Cyberattack Motivations:
  1. Financial Gain: Many cyberattacks are financially motivated, with criminals seeking to extort money through ransomware, stealing financial information, or engaging in fraudulent activities.
  2. Political or Ideological Motivations: Some cyberattacks are driven by political or ideological motives, often carried out by hacktivist groups or nation-state actors aiming to disrupt or gain an advantage.
  3. Industrial Espionage: Corporate entities may be targeted for industrial espionage, where cybercriminals seek to steal proprietary information, trade secrets, or intellectual property.
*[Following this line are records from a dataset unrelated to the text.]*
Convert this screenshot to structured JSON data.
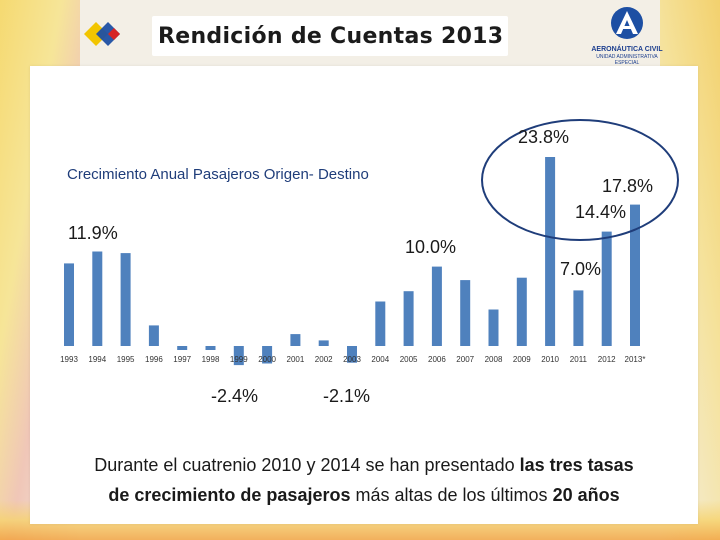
{
  "header": {
    "title": "Rendición de Cuentas 2013",
    "org_name": "AERONÁUTICA CIVIL",
    "org_unit": "UNIDAD ADMINISTRATIVA ESPECIAL"
  },
  "colors": {
    "bar": "#4f81bd",
    "title_blue": "#1f3d7a",
    "circle": "#1f3d7a"
  },
  "chart_data": {
    "type": "bar",
    "title": "Crecimiento Anual Pasajeros Origen- Destino",
    "categories": [
      "1993",
      "1994",
      "1995",
      "1996",
      "1997",
      "1998",
      "1999",
      "2000",
      "2001",
      "2002",
      "2003",
      "2004",
      "2005",
      "2006",
      "2007",
      "2008",
      "2009",
      "2010",
      "2011",
      "2012",
      "2013*"
    ],
    "values": [
      10.4,
      11.9,
      11.7,
      2.6,
      -0.5,
      -0.5,
      -2.4,
      -2.2,
      1.5,
      0.7,
      -2.1,
      5.6,
      6.9,
      10.0,
      8.3,
      4.6,
      8.6,
      23.8,
      7.0,
      14.4,
      17.8
    ],
    "xlabel": "",
    "ylabel": "",
    "ylim": [
      -3,
      25
    ],
    "grid": false,
    "annotations": [
      {
        "text": "11.9%",
        "category": "1994"
      },
      {
        "text": "-2.4%",
        "category": "1999"
      },
      {
        "text": "-2.1%",
        "category": "2003"
      },
      {
        "text": "10.0%",
        "category": "2006"
      },
      {
        "text": "23.8%",
        "category": "2010"
      },
      {
        "text": "7.0%",
        "category": "2011"
      },
      {
        "text": "14.4%",
        "category": "2012"
      },
      {
        "text": "17.8%",
        "category": "2013*"
      }
    ]
  },
  "footer": {
    "part1": "Durante el cuatrenio 2010 y 2014 se han presentado ",
    "bold1": "las tres tasas",
    "part2": " de crecimiento de pasajeros",
    "part3": " más altas de los últimos ",
    "bold2": "20 años"
  }
}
  4. Disruption and Chaos: Certain cyberattacks aim to cause disruption and chaos, whether for personal satisfaction, revenge, or as a means of distracting from other criminal activities.
Safeguarding Methods:
  1. Robust Cybersecurity Measures: Implementing strong cybersecurity measures, including firewalls, antivirus software, and intrusion detection systems, is crucial to defend against a wide range of cyber threats.
  2. Employee Training: Educating employees about cybersecurity best practices, including recognizing phishing attempts and practicing safe online behavior, helps mitigate the risk of insider threats.
  3. Regular Software Updates: Keeping software and systems up to date with the latest security patches is essential in addressing vulnerabilities that cybercriminals may exploit.
  4. Incident Response Planning: Developing comprehensive incident response plans enables organizations to respond effectively to cyberattacks, minimizing the impact and downtime.
  5. Collaboration and Information Sharing: Collaboration between organizations, government agencies, and international partners is crucial for sharing threat intelligence and collectively combating cyber threats.

In conclusion, as technology advances, so do the capabilities and motivations of cybercriminals. Understanding the landscape of cyberattacks and implementing proactive cybersecurity measures is imperative to safeguarding our digital future. The collaborative efforts of individuals, organizations, and governments worldwide are essential in creating a resilient and secure online environment in the face of evolving cyber threats.